We need look no further that the dysfunction in Washington DC to see Monty Python’s words in action. Both political parties get behind candidates who have proven their inability to serve in the most important job in the world. The parties offer the equivalent of 77-year-old Coke and 81- year-old Pepsi when we want uncontaminated water.
While dysfunction rules in DC, the federal deficit grows at an unsustainable rate.
At present, US government debt equates to more than 120% of the Gross Domestic Product at $34 trillion. For comparison, US debt was 60% of GDP twenty years ago and just 30% when Monty Python recorded the song referenced above (song is “I Like Chinese” from “Contractual Obligation”).
At year-end GDP was $27.6 trillion, up $15 trillion in twenty years and $24 trillion since 1980.
Another way to look at a nation’s debt is to combine all debt owed by a governmental entity, business or individual in a specific country. Using that barometer, global debt is roughly 240% of global GDP.
All US debt to GDP has grown from 163% in 1980 to 275% today.
Is this a lot of debt or a manageable level?

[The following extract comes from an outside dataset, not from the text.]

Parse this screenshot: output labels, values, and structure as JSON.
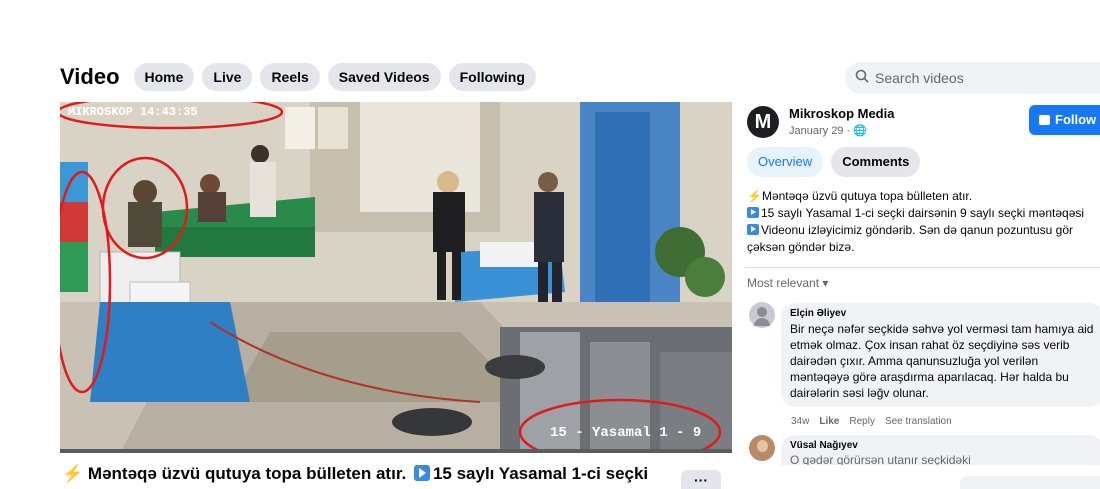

Think of your own finances. Let’s say that you earn $100,000 annually and own a home with a mortgage. You would have $275,000 of debt outstanding. At a 5% interest rate that is paid back over 30 years, your payment would be about $1,500/month or $18,000 annually – a payment that seems quite manageable.
The debt level is not the problem. The issue is with the way income is spent. Whether it is a person, business or country, if you are spending beyond your income level, it should be on things that will increase your income level.
For example, if you use debt to buy an asset like a home, taking on the debt is an investment that increases your net worth while lowering your living costs (if not immediately, over time). If the debt is used to lease a car that you could not afford otherwise, a nice dinner out or groceries, you are creating a problem that will need to be dealt with down the road.
For as bad as the US government has been at managing its financial affairs over the last 25 years, China’s financial situation is worse. At the end of 2023, debt to GDP was nearly 300% with outstanding obligations of $50 trillion (71% in 1980). Much of this was used to build cities that sit empty or incomplete. China invested in production capacities that are falling vacant as US companies move operations to countries unencumbered by the geopolitical problems presented by doing business in China. Add to that government waste and subsidies to the goods and services its people need, and you have a situation that appears far more challenging to resolve than that faced domestically.
Japan’s debt level has grown from 230% in 1980 to 450% at present. Where this level of debt would lead to a depression in most countries, Japan is a bit different as the country monetizes some of its deficits by issuing a 0% debt that the Bank of Japan (its Federal Reserve) holds. The way the financial markets are set-up, its people finance these debts as part of their retirement savings.
At the end of the day, if debt leads to a higher net worth or income level, the debt was productive. If not, harder financial times most likely await. For now, the US is growing its income quickly enough to support dysfunctional DC.